LAHORE: Pakistan’s national anti-polio campaign has been jolted as Lahore has reported its first polio case after 8 years with a history of zero dose despite aggressive routine and supplementary immunization campaigns.
An eight-month-old boy from Shalamar Town is among two cases confirmed with Wild Polio Virus-1 in laboratory reports released by the National Institute of Health (NIH), Islamabad, on Thursday.
Sources told The News that the routine immunization has failed to achieve the optimum results in urban slums of Lahore, which according to the Sustainable Development Goals (SDGs) report, comprised of 45 per cent of Lahore’s total population. The SDGs instructions emphasize special focus on slums as the population in urban slums remains on the move and hence largely remains unregistered.
The officials of the Health Department, Punjab, on condition of anonymity, said although the routine immunization in Punjab has been achieved up to 86 per cent, but it remained around 80 per cent in Lahore’s slum areas and is continuously dropping. Apart from Lahore, the second polio case emerged in Hangu, Khyber Pakhtunkhwa. It has put a huge question mark on the performance of routine immunization under Expanded Programme of Immunization (EPI), National Immunization Days (NIDs) and Supplementary Immunization Activities (SIAs) conducted across the country.
Babar Atta, prime minister’s Polio Eradication Programme’s focal person, confirmed that the cases reported in Lahore and Hangu, saying that it took the total number of confirmed cases this year to four including one each in Lahore, Hangu, Bannu and Bajaur. One WPV-1 each has been isolated from the Acute Flaccid Paralysis (AFP) cases of district Hangu and Lahore.
The child confirmed with polio virus in Lahore had a history of fever for which he was given injection at a local clinic on right gluteal muscle followed by weakness of right leg with foot drop.
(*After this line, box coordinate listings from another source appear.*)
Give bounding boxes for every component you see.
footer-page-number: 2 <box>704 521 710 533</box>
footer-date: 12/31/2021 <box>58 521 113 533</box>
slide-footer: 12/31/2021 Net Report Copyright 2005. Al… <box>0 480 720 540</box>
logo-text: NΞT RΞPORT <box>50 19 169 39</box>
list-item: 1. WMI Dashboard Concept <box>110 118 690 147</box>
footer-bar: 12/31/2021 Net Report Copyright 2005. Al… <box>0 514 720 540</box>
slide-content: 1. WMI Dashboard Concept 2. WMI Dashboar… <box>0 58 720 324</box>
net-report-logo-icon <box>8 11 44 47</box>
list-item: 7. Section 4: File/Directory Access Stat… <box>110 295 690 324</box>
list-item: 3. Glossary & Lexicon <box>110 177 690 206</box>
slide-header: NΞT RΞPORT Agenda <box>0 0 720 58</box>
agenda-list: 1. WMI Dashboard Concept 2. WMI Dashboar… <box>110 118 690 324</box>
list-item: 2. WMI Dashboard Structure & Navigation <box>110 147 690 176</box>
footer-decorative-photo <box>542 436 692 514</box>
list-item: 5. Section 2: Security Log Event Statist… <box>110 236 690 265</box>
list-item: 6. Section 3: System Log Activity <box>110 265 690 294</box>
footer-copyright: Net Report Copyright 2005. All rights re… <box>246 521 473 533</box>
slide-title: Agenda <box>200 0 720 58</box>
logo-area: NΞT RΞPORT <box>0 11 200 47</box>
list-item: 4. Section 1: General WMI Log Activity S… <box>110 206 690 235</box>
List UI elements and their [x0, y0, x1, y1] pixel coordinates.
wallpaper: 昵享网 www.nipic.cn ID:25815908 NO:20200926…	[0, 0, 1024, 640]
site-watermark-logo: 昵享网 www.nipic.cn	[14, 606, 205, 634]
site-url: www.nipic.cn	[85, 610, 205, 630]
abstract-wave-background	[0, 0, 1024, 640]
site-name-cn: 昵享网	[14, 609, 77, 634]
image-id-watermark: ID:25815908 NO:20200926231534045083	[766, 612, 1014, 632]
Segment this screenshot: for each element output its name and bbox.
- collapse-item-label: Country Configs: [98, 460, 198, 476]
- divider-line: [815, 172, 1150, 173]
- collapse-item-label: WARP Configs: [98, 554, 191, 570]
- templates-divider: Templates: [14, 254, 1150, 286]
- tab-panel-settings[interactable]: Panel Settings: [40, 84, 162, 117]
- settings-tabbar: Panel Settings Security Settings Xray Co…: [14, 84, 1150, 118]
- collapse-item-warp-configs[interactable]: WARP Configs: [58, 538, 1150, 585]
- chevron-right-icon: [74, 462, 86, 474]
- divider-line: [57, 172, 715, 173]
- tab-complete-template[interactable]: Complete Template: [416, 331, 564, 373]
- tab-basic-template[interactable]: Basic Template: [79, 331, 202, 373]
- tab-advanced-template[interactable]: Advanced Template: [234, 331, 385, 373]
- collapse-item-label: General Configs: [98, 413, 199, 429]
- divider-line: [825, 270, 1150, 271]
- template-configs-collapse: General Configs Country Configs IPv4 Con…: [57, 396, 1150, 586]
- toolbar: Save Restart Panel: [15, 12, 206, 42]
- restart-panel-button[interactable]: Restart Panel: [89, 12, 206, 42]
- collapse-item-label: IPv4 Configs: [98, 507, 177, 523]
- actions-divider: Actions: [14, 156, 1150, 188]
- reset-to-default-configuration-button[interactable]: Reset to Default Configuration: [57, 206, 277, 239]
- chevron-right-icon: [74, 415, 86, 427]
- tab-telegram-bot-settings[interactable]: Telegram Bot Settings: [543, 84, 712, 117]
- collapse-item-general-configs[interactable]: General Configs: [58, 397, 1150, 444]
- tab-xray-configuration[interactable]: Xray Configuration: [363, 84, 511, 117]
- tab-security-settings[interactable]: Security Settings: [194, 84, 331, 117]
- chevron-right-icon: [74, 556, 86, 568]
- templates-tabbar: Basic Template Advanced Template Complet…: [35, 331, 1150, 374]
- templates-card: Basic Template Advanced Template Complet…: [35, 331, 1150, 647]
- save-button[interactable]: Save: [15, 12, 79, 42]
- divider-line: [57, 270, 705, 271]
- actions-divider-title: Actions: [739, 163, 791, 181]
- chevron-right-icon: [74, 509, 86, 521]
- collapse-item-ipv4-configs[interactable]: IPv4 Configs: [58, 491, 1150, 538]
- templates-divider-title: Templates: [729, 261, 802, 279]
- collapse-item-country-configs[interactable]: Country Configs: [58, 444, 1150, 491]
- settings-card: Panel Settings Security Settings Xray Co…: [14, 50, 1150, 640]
Parents then took the child to Kot Khwaja Saeed Hospital for treatment where the case was reported as AFP with provisional diagnosis Traumatic Neuritis/Poliomyelitis.
The second case is a three-month-old girl, Fatima, in Tehsil Thall, Hangu, who was attended by a healthcare provider and a couple of faith healers before she was reported as AFP by a child specialist at Liaquat Memorial Hospital Kohat. The girl had received a single dose verified by the EPI Card.
The districts of Lahore and Hangu have been included in the special February response SIA, starting from February 18, 2019. The districts of Faisalabad and Rawalpindi in Punjab and 20 districts of KP (Central & Northern Corridors) will be targeted with mOPV1 and district Peshawar with bOPV-IPV.
The health experts, on condition of anonymity, informed that Pakistan and Afghanistan would not be able to eradicate polio unless they wipe out polio simultaneously. “The other way to eradicate the polio disease could be to stop free movement of people across the Western border with Afghanistan,” they observed.
Babar Atta said he would sit with the health authorities of Punjab in the next few days to deliberate on what led to such a setback. “I assure that I will personally look into reasons for these polio cases and strict action will be taken if any negligence of staff or authorities is established.”